Há três maneiras de encarar o glosa de Javier Han. A primeira é rir ou dar de ombros e continuar fazendo o que sempre fez, curtindo as piadas e fotos dos amigos e eventualmente participando de alguma discussão mais acalorada sobre política.
A segunda, radical, é despovoar por completo as interações online nas redes – o que me parece um comportamento de quem deseja realmente se isolar do seu tempo.
Por término, a terceira e mais equilibrada decisão é dosar o tempo e o tipo de texto que se escolhe consumir, em prol de uma vida mais rica do ponto de vista de conhecimento, originalidade e produção de texto e ideias consistentes e úteis. Não é preciso deixar as redes sociais, mas é altamente recomendável que você aproveite melhor o que elas têm a oferecer e que compartilhe texto enriquecedor.
Uma das maneiras de obter mais originalidade nas atividades diárias, sejam de trabalho ou pessoais, é penetrar a cabeça para outros...
conhecimentos fora do que seria o óbvio dentro da sua extensão de atuação. Assim, cursos de filosofia, inovação, retrato, história da arte, design thinking e gestão de projetos podem se extremamente úteis e interessantes para uma variada gama de profissionais.

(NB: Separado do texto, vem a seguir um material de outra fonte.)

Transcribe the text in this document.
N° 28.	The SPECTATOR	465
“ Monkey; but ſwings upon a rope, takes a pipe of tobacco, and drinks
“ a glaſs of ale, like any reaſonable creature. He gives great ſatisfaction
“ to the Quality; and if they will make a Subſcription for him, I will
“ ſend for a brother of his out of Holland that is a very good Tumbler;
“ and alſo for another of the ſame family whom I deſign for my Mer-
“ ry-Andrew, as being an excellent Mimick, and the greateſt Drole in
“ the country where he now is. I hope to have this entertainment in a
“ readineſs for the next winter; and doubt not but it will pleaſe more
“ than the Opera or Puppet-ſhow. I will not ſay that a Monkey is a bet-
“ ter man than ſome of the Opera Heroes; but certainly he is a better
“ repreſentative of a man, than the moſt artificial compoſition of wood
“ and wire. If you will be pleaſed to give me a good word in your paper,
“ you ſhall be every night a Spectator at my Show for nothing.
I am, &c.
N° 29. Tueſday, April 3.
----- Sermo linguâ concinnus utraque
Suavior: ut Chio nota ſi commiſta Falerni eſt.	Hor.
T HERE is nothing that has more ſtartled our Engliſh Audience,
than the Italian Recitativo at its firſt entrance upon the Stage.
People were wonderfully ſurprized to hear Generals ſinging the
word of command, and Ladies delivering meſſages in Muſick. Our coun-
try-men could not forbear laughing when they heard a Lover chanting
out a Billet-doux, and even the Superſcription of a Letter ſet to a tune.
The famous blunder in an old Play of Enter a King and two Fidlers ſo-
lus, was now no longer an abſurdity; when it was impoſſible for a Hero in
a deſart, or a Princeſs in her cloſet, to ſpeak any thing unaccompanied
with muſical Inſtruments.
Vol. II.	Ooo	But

Outras coisas que alargam nossa visão de mundo: aprender um linguagem estrangeiro ou um instrumento músico, matricular-se em um curso de economia criativa ou rudimentos da gastronomia, participar de cursos sobre originalidade, trabalho colaborativo, informação, psicologia do consumo, roteiro de cinema ou webdesign.
A vantagem é que a internet está recheada de conteúdos gratuitos de magnífico qualidade. As palestras do TED (organização dos quais foco é disseminar experiências interessantes em vários campos), porquê a do jovem Javier Han que mencionei no início do texto é só uma pontinha. Universidades de renome porquê Stanford ou Harvard oferecem cursos online gratuitos tão variados porquê Design Thinking, Economia Comportamental, Computação Gráfica, Aerodinâmica ou História da Arquitetura Chinesa.
No YouTube, um meio exclusivamente devotado a ensino traz aulas sobre N assuntos, com professores das mais renomadas instituições acadêmicas do mundo. As aulas podem persistir uma hora ou somente 15 minutos, mas nunca deixam de moderar insights valiosos.
Saia da sua zona de conforto, exercite o intelecto para seu cérebro não permanecer obeso e pense de maneira inovadora e não convencional. É uma prática regular que só traz benefícios.
[por Mariela Castro]
O A vida inútil (ou não) nas redes sociais primeiro em Mídias Sociais.